2 Cannabis Options Trades
To take advantage of the liquidity and diversification mentioned above, both options trades will use MSOS as the underlying ETF.
The first we’ll look at is a relatively short-term call, the May 17, 2024, 9 call on MSOS.
As of the time of writing, MSOS is trading at 9.52 and these calls are trading for about $1.45 ($145 per contract).
The reason for this call and expiration is twofold. One, the 9 strike has ample open interest, which translates to higher volume, more liquidity, and generally lower bid-ask spreads.
Two, if the current administration wants to reschedule before election day, the DEA needs to propose rules before early summer.
The contract is trading with about $0.50 of intrinsic value, meaning that you’d pay ~$0.95 of time and volatility premium. This puts the breakeven for MSOS at 10.45, about 10% above where it’s currently trading. But after that, you’d see dollar-for-dollar gains in the contract. And your capital commitment is only 15% of what you’d spend to buy the ETF outright.
A quick note on that: Yes, two-thirds of your outlay is being spent just for the privilege of holding the contract (time and volatility premium) and you’re only buying a small amount of actual value.
However, if we don’t get rescheduling news, a 10-15% decline in the underlying ETF would not be out of character (we’ve already seen a 20% decline once this year). Put another way, your max loss with the option contract (if it expires worthless) isn’t much different than what one might anticipate taking as a loss in the event of bad news for the sector.
If you’re looking for a longer runway (and want to get past election day) you could consider the November 15, 2024, 10 calls.
These calls have lower open interest than the May calls but are the most heavily traded strike in that expiration cycle.
They’re currently trading for about $2.55 and are a point higher than our May calls, so you’re paying a higher premium to buy an additional six months of life on your contract.
Your breakeven on these calls would be 12.55 for MSOS, which is 32% higher than it’s trading today.
Like the shorter-dated calls, you’d gain dollar-for-dollar appreciation above your breakeven, but the lion’s share of the contract price is just buying time.
Bringing politics back into the equation (unfortunately), this contract offers potential upside should rescheduling efforts fail to gain ground in the summer months but look more like a possibility after the elections.

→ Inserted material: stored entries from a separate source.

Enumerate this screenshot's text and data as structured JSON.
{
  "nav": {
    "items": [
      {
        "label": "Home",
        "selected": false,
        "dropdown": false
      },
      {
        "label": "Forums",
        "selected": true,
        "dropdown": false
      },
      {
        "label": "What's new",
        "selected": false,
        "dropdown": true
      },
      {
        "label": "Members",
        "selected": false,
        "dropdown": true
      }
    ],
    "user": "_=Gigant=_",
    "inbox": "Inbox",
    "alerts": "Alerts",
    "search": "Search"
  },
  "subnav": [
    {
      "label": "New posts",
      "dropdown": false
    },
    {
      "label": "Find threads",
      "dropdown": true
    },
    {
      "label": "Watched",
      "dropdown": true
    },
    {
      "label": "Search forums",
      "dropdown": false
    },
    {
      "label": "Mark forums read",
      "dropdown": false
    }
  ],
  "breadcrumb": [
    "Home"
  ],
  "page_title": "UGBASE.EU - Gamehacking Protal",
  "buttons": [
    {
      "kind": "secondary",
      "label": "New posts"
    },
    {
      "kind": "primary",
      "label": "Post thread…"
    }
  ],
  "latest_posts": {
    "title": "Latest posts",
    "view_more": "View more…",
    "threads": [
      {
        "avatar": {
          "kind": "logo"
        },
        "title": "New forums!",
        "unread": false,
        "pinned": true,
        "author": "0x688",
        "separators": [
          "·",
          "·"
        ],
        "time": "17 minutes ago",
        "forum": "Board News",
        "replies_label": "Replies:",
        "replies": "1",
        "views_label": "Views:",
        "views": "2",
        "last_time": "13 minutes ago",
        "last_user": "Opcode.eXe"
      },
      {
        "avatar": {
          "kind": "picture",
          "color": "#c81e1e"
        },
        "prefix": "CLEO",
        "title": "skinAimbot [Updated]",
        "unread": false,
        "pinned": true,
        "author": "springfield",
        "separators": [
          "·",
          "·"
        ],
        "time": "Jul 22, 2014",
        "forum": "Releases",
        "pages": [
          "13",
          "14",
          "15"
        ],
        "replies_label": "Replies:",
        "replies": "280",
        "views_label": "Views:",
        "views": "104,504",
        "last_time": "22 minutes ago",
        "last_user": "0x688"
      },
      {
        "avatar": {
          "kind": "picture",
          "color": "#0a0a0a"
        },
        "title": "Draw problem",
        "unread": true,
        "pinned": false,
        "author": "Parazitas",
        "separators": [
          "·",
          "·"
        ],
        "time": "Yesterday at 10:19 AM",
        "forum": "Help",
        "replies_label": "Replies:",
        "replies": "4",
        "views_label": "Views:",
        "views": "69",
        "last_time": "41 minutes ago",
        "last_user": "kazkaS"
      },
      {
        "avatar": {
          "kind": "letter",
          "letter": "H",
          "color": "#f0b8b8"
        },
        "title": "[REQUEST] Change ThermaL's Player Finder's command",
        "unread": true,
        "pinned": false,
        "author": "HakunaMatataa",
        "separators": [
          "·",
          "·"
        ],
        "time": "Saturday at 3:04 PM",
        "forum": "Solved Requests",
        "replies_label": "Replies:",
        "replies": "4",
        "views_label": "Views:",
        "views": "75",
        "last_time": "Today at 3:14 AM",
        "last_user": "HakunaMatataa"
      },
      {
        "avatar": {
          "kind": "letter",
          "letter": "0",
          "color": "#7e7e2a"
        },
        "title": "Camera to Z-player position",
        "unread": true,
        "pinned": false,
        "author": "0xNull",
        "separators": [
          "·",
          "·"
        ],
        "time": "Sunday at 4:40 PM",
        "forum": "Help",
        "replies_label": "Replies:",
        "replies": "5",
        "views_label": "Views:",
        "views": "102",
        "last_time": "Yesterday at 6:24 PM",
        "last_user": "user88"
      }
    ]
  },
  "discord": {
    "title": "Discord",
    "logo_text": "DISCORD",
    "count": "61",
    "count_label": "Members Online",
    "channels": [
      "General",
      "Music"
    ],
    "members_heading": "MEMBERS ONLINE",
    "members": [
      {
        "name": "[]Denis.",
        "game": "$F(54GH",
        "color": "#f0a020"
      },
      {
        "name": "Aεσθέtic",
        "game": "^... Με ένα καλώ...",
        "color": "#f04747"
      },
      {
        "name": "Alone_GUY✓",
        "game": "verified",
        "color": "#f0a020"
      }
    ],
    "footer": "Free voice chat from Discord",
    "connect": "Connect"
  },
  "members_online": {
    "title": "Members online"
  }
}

Of course, if rescheduling falls apart over the summer, MSOS is likely to decline significantly, which would offer a much more attractive entry price in the intervening months before the election.
For a short-term play, I like the May calls (or you could look at June, depending on when you’re reading this). If you’re long-term bullish and think that not only is rescheduling on the table now but that full-blown legalization could be on the table after the elections, I think you can make a case for the November calls as well.
That said, the November calls are a little rich for my blood (premium-wise) and you’d probably get more bang for your buck buying a combination of the underlying ETF for long-term exposure and the May calls for the short-term momentum.